By Dana Kozlov

CHICAGO (CBS) — Christine Padgett is on a fixed income. Her husband is bedridden. So when sewage spontaneously started pouring into her Bourbonnais home through her tub and shower drains in October, the mess and subsequent cost was almost too much.

“I just started hollering, ‘Oh my God, what is this?’ and crying,” Padgett said.

The Padgetts’ caregiver helped clean it up.

“You could smell it,” Sally Brueggert said. “It was pretty nasty.”

But what caused it?  The man Padgett hired to fix the problem, dug into her yard and found a cable cut straight through her sewer piping.

“He said, ‘You do have a problem.’ He said, ‘It’s a utility line. It’s Comcast,” Padgett said.

(Credit: Dave Marshall)

Padgett says no Comcast employee ever told her work would be done in her yard.

The repair and clean up job cost Padgett almost $1,200. That’s money she doesn’t have. She immediately filed a claim with the cable company. Then she called. And called. And called. And called.

“She put me on hold,” Padgett said. “And then I get the busy signal after about 20 minutes and hang up.”

She got no reimbursement and no communication.

“And then to put salt on the wound they increased my Comcast bill,” Padgett said.

Padgett isn’t alone. The Better Business Bureau closed more than 7,800 Comcast complaints nationwide last year.  That’s 13 per state per month.

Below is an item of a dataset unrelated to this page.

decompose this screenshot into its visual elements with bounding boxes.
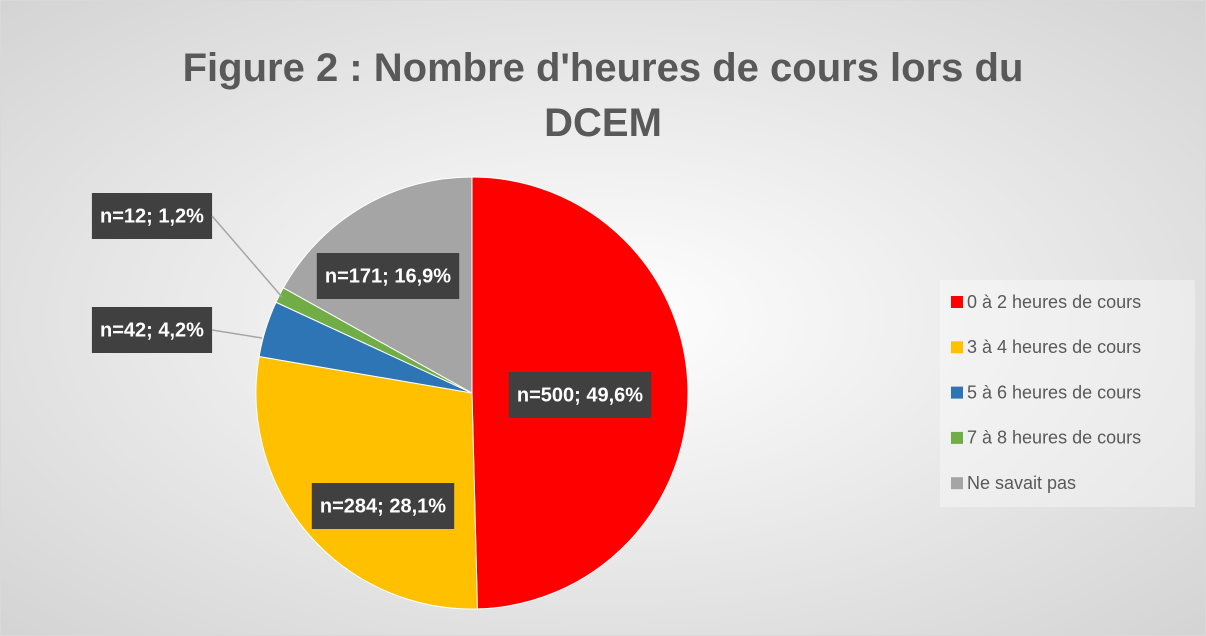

Padgett heard nothing for months until CBS 2 called Comcast.  Within an hour, they’d called her twice.

“They wanted copies of my bills so they could pay me,” Padgett said.

CBS 2’s Dana Kozlov spent about 45 minutes on the phone with a Comcast employee who confirmed that Padgett called on Oct. 11 and reported the specific problem.  The employee says the matter has now been escalated but couldn’t say why it took more than three months for anything to happen.